5. Supplemental Jurisdiction
The remaining claims in the Amended Complaint are state law claims. Pursuant to 28
U.S.C. § 1367(c)(3), where a district court has dismissed all claims over which it has original
jurisdiction, it may decline to exercise supplemental jurisdiction over a related state law claim.
Indeed, the Court of Appeals for the Third Circuit has held that, where all federal claims are
dismissed before trial, “the district court must decline to decide the pendent state claims unless
considerations of judicial economy, convenience, and fairness to the parties provide an affirmative
justification for doing so.” Hedges v. Musco, 204 F.3d 109, 123 (3d Cir. 2000) (citation omitted).
As no such extraordinary circumstances appear to be present, this Court will dismiss all state law
For the reasons stated above, the Amended Complaint will be dismissed in its entirety for
failure to state a claim upon which relief may be granted pursuant to 28 U.S.C. § 1915(e)(2)(B)(ii).
The claims against Defendant Savatoriello will be dismissed with prejudice and all other claims
against the remaining defendants are dismissed without prejudice.

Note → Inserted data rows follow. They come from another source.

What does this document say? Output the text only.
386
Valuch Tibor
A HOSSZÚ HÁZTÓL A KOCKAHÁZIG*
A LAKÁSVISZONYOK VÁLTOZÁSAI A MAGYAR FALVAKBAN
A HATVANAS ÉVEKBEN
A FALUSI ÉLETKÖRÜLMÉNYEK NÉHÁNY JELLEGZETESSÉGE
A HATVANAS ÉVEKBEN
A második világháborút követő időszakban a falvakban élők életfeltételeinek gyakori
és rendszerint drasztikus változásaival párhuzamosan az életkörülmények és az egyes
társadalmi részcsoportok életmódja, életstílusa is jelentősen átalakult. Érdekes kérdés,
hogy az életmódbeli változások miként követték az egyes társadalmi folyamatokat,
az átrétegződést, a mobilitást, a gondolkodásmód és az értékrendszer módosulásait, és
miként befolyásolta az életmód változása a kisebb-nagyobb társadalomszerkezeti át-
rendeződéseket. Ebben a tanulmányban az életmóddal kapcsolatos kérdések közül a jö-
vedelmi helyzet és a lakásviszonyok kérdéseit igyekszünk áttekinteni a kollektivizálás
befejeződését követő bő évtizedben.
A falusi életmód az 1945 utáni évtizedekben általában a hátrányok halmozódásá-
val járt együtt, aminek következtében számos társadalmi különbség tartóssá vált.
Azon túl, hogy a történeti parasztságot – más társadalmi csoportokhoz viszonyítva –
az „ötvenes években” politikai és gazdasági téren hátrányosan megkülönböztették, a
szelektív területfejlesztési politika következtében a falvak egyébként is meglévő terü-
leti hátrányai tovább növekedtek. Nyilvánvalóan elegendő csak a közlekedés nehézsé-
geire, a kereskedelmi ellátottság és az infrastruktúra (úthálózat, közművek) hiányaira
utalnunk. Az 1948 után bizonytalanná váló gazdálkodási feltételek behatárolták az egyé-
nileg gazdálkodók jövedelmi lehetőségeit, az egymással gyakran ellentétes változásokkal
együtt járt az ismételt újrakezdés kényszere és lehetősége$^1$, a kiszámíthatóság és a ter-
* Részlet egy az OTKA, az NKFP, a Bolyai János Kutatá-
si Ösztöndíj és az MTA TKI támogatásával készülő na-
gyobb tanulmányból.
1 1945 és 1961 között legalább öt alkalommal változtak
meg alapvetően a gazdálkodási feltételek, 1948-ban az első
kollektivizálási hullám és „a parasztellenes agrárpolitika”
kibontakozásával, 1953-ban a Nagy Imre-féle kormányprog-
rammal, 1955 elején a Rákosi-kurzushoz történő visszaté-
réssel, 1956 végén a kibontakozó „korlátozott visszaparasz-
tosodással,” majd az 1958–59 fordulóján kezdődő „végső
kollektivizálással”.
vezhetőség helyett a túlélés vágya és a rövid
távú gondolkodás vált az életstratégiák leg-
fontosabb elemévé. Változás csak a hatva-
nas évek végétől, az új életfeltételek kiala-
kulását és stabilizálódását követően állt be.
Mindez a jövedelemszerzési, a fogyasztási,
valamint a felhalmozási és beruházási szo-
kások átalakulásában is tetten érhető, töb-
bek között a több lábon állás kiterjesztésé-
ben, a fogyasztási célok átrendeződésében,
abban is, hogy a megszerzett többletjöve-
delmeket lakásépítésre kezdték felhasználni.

Because it is conceivable that
Plaintiff may be able to supplement his pleading with facts sufficient to overcome the deficiencies
noted herein, the Court will grant Plaintiff leave to move to re-open this case and to file a second
amended complaint. 5 An appropriate order accompanies this Opinion.
Plaintiff should note that when an amended complaint is filed, the original complaint no longer
performs any function in the case and “cannot be utilized to cure defects in the amended
[complaint], unless the relevant portion is specifically incorporated in the new [complaint].” 6
Wright, Miller & Kane, Federal Practice and Procedure § 1476 (2d ed.1990) (footnotes omitted).
An amended complaint may adopt some or all of the allegations in the original complaint, but the
identification of the particular allegations to be adopted must be clear and explicit. Id. To avoid
confusion, the safer course is to file an amended complaint that is complete in itself. Id.